I recently participated on a panel discussion at Vanderbilt University about careers in the entertainment business. A number of students who attended were interested in how best to get a start in screenwriting. I went through the suggestions we've all heard like:

read every book available on the subject, attend screenwriting seminars, watch all the movies you can, and of course, write, write, and rewrite.

But what made the biggest impact for those students oriented to the black and white world of math and science was "this business of emotions".

The entertainment business is an emotional business. That's why we go pay $8.00 for a movie or $12 for a music CD. We long to feel things -- are drawn to experience feelings like moths to a flame.

By Jeffrey Alan Chase

And that's where screenwriters come in. It's our job as writers to touch people deep within. To take them to another place where it's safe for 108 minutes to experience joy, anger, fear, passion or any of the other emotions that set us humans apart from a box of rocks.

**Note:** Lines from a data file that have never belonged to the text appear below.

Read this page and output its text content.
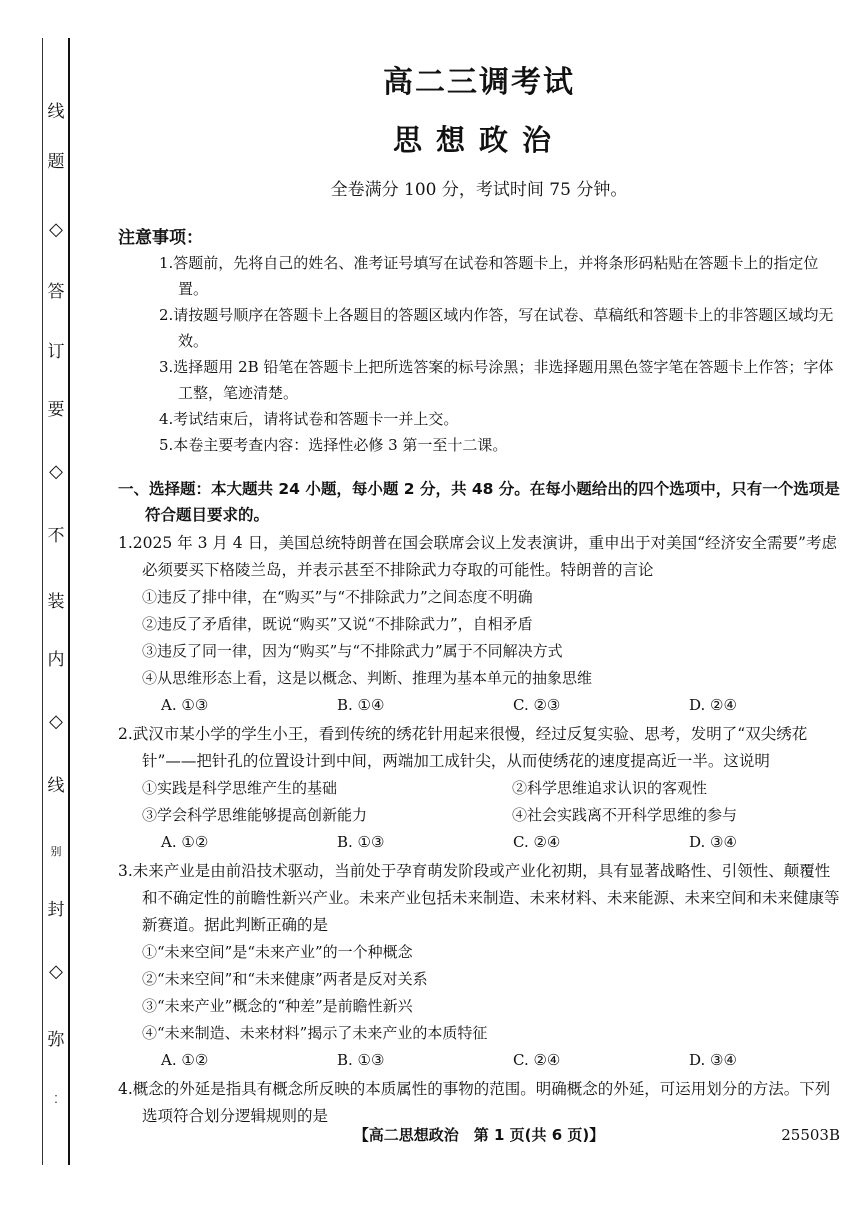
线
题
◇
答
订
要
◇
不
装
内
◇
线
别
封
◇
弥
⁚
高二三调考试
思想政治
全卷满分 100 分，考试时间 75 分钟。
注意事项：
1.答题前，先将自己的姓名、准考证号填写在试卷和答题卡上，并将条形码粘贴在答题卡上的指定位置。
2.请按题号顺序在答题卡上各题目的答题区域内作答，写在试卷、草稿纸和答题卡上的非答题区域均无效。
3.选择题用 2B 铅笔在答题卡上把所选答案的标号涂黑；非选择题用黑色签字笔在答题卡上作答；字体工整，笔迹清楚。
4.考试结束后，请将试卷和答题卡一并上交。
5.本卷主要考查内容：选择性必修 3 第一至十二课。
一、选择题：本大题共 24 小题，每小题 2 分，共 48 分。在每小题给出的四个选项中，只有一个选项是符合题目要求的。
1.2025 年 3 月 4 日，美国总统特朗普在国会联席会议上发表演讲，重申出于对美国“经济安全需要”考虑必须要买下格陵兰岛，并表示甚至不排除武力夺取的可能性。特朗普的言论
①违反了排中律，在“购买”与“不排除武力”之间态度不明确
②违反了矛盾律，既说“购买”又说“不排除武力”，自相矛盾
③违反了同一律，因为“购买”与“不排除武力”属于不同解决方式
④从思维形态上看，这是以概念、判断、推理为基本单元的抽象思维
A. ①③	B. ①④	C. ②③	D. ②④
2.武汉市某小学的学生小王，看到传统的绣花针用起来很慢，经过反复实验、思考，发明了“双尖绣花针”——把针孔的位置设计到中间，两端加工成针尖，从而使绣花的速度提高近一半。这说明
①实践是科学思维产生的基础	②科学思维追求认识的客观性
③学会科学思维能够提高创新能力	④社会实践离不开科学思维的参与
A. ①②	B. ①③	C. ②④	D. ③④
3.未来产业是由前沿技术驱动，当前处于孕育萌发阶段或产业化初期，具有显著战略性、引领性、颠覆性和不确定性的前瞻性新兴产业。未来产业包括未来制造、未来材料、未来能源、未来空间和未来健康等新赛道。据此判断正确的是
①“未来空间”是“未来产业”的一个种概念
②“未来空间”和“未来健康”两者是反对关系
③“未来产业”概念的“种差”是前瞻性新兴
④“未来制造、未来材料”揭示了未来产业的本质特征
A. ①②	B. ①③	C. ②④	D. ③④
4.概念的外延是指具有概念所反映的本质属性的事物的范围。明确概念的外延，可运用划分的方法。下列选项符合划分逻辑规则的是
【高二思想政治　第 1 页(共 6 页)】	25503B
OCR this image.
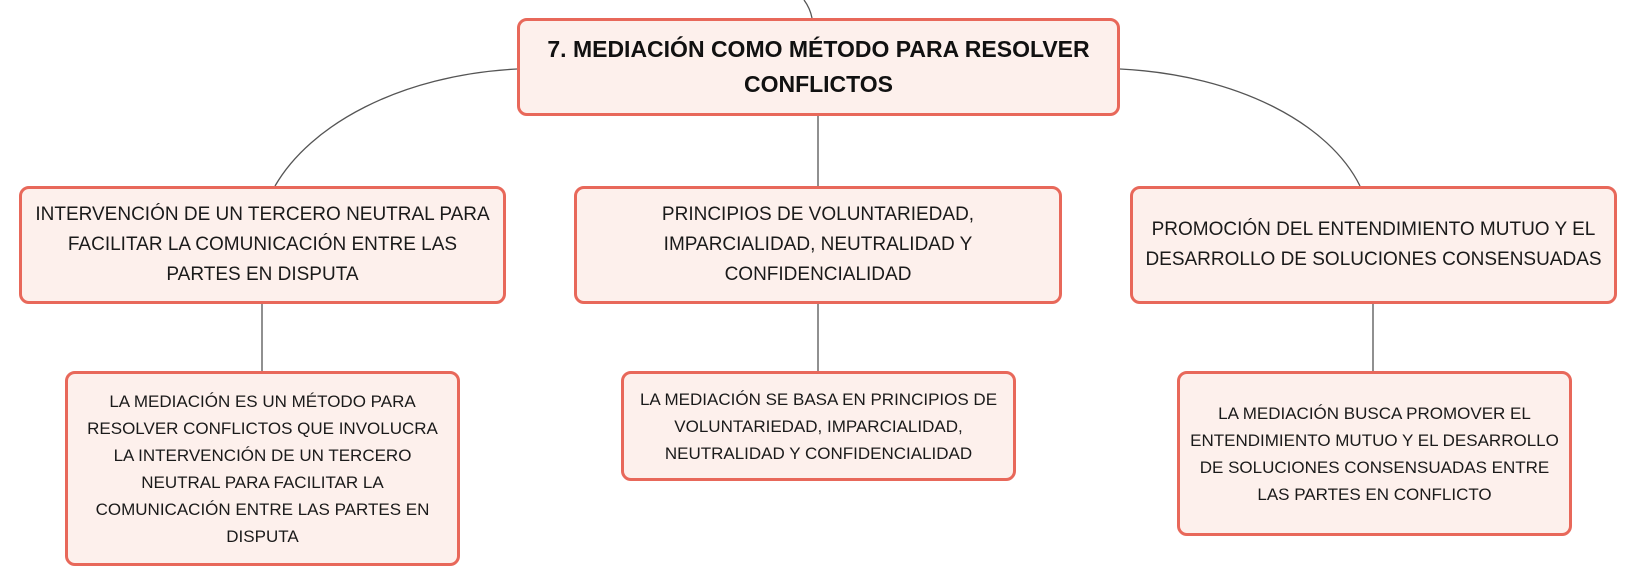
7. MEDIACIÓN COMO MÉTODO PARA RESOLVER CONFLICTOS
INTERVENCIÓN DE UN TERCERO NEUTRAL PARA FACILITAR LA COMUNICACIÓN ENTRE LAS PARTES EN DISPUTA
PRINCIPIOS DE VOLUNTARIEDAD, IMPARCIALIDAD, NEUTRALIDAD Y CONFIDENCIALIDAD
PROMOCIÓN DEL ENTENDIMIENTO MUTUO Y EL DESARROLLO DE SOLUCIONES CONSENSUADAS
LA MEDIACIÓN ES UN MÉTODO PARA RESOLVER CONFLICTOS QUE INVOLUCRA LA INTERVENCIÓN DE UN TERCERO NEUTRAL PARA FACILITAR LA COMUNICACIÓN ENTRE LAS PARTES EN DISPUTA
LA MEDIACIÓN SE BASA EN PRINCIPIOS DE VOLUNTARIEDAD, IMPARCIALIDAD, NEUTRALIDAD Y CONFIDENCIALIDAD
LA MEDIACIÓN BUSCA PROMOVER EL ENTENDIMIENTO MUTUO Y EL DESARROLLO DE SOLUCIONES CONSENSUADAS ENTRE LAS PARTES EN CONFLICTO
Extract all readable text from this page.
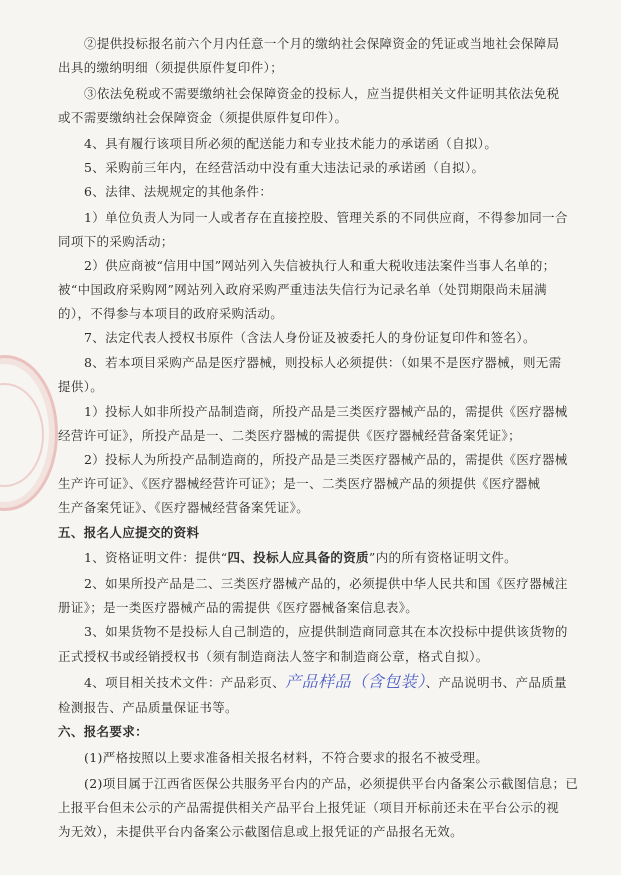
②提供投标报名前六个月内任意一个月的缴纳社会保障资金的凭证或当地社会保障局
出具的缴纳明细（须提供原件复印件）；
③依法免税或不需要缴纳社会保障资金的投标人，应当提供相关文件证明其依法免税
或不需要缴纳社会保障资金（须提供原件复印件）。
4、具有履行该项目所必须的配送能力和专业技术能力的承诺函（自拟）。
5、采购前三年内，在经营活动中没有重大违法记录的承诺函（自拟）。
6、法律、法规规定的其他条件：
1）单位负责人为同一人或者存在直接控股、管理关系的不同供应商，不得参加同一合
同项下的采购活动；
2）供应商被“信用中国”网站列入失信被执行人和重大税收违法案件当事人名单的；
被“中国政府采购网”网站列入政府采购严重违法失信行为记录名单（处罚期限尚未届满
的），不得参与本项目的政府采购活动。
7、法定代表人授权书原件（含法人身份证及被委托人的身份证复印件和签名）。
8、若本项目采购产品是医疗器械，则投标人必须提供：（如果不是医疗器械，则无需
提供）。
1）投标人如非所投产品制造商，所投产品是三类医疗器械产品的，需提供《医疗器械
经营许可证》，所投产品是一、二类医疗器械的需提供《医疗器械经营备案凭证》；
2）投标人为所投产品制造商的，所投产品是三类医疗器械产品的，需提供《医疗器械
生产许可证》、《医疗器械经营许可证》；是一、二类医疗器械产品的须提供《医疗器械
生产备案凭证》、《医疗器械经营备案凭证》。
五、报名人应提交的资料
1、资格证明文件：提供“四、投标人应具备的资质”内的所有资格证明文件。
2、如果所投产品是二、三类医疗器械产品的，必须提供中华人民共和国《医疗器械注
册证》；是一类医疗器械产品的需提供《医疗器械备案信息表》。
3、如果货物不是投标人自己制造的，应提供制造商同意其在本次投标中提供该货物的
正式授权书或经销授权书（须有制造商法人签字和制造商公章，格式自拟）。
4、项目相关技术文件：产品彩页、产品样品（含包装）、产品说明书、产品质量
检测报告、产品质量保证书等。
六、报名要求：
(1)严格按照以上要求准备相关报名材料，不符合要求的报名不被受理。
(2)项目属于江西省医保公共服务平台内的产品，必须提供平台内备案公示截图信息；已
上报平台但未公示的产品需提供相关产品平台上报凭证（项目开标前还未在平台公示的视
为无效），未提供平台内备案公示截图信息或上报凭证的产品报名无效。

The screenwriter has done his job when the image and/or dialogue on the screen hooks us and reels us into his celluloid world via an emotional string.

Movies are just pictures combined with sound. But makes the experience so powerful is the emotion that binds everything together. Without emotional content you've got cardboard cutouts burping lines of dialogue.

Hemingway once said, "Find out what gave you emotion; what the action was that gave you excitement. Then write it down making it clear so that the reader can see it too."

So, the best advice I could think of to give those students? Be an active participant in your life. Welcome every experience, both good and bad. Feel it. Then show me the bottom line in this business of emotions.